At a campaign stop in Nashua, Obama had said about Afghanistan, "We've got to get the job done there. And that requires us to have enough troops so that we're not just air-raiding villages and killing civilians, which is causing enormous pressure over there."
A Romney spokesman jumped on this as being “emblematic of Senator Obama's lack of experience for the job of commander-in-chief.”
In a magazine interview, Mrs. Edwards accused him of lifting speech material from her husband.
“Obama,” she said, “seems to be using a lot of John's 2004 language, which is maybe not surprising since one of his speechwriters was one of our speechwriters, his media guy was our media guy. These people know John's mantra as well as anybody could know it."
The woman in Hanover, N.H. at a restaurant gathering of eight people told Obama, “You can be it. But you've got to stop--excuse me for being blunt--you've got to stop getting involved in the way people are fighting each other, chewing you up a little more."
Aside from the fact that Drudgers are likely to enjoy Obama-bashing, there may be something else here. Obama’s remark about Afghanistan, aside from being to the point, is not remarkable, and the idea that he needs to steal John Edwards’ “mantra” is ludicrous.

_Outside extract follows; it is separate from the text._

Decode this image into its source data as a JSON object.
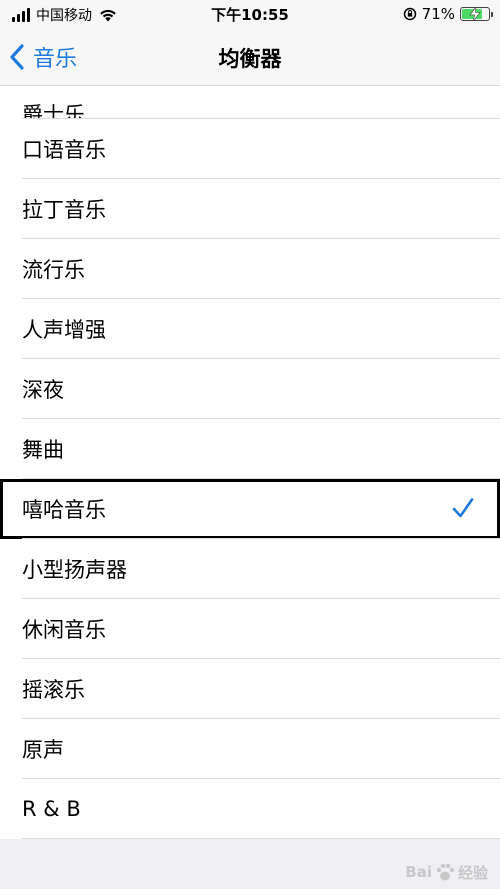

But his New Hampshire admirer, Maggie North, may have a point. What bothers Romney, Edwards, Clinton and the other candidates is the appeal of Obama’s freshness to voters like Ms. North. They are under pressure to turn that against him as inexperience.
If he is to run this campaign gauntlet, he is will have to find ways to stop reacting defensively and take the initiative in making the case that experience got us into this mess and that what he will bring to the table is good sense and judgment.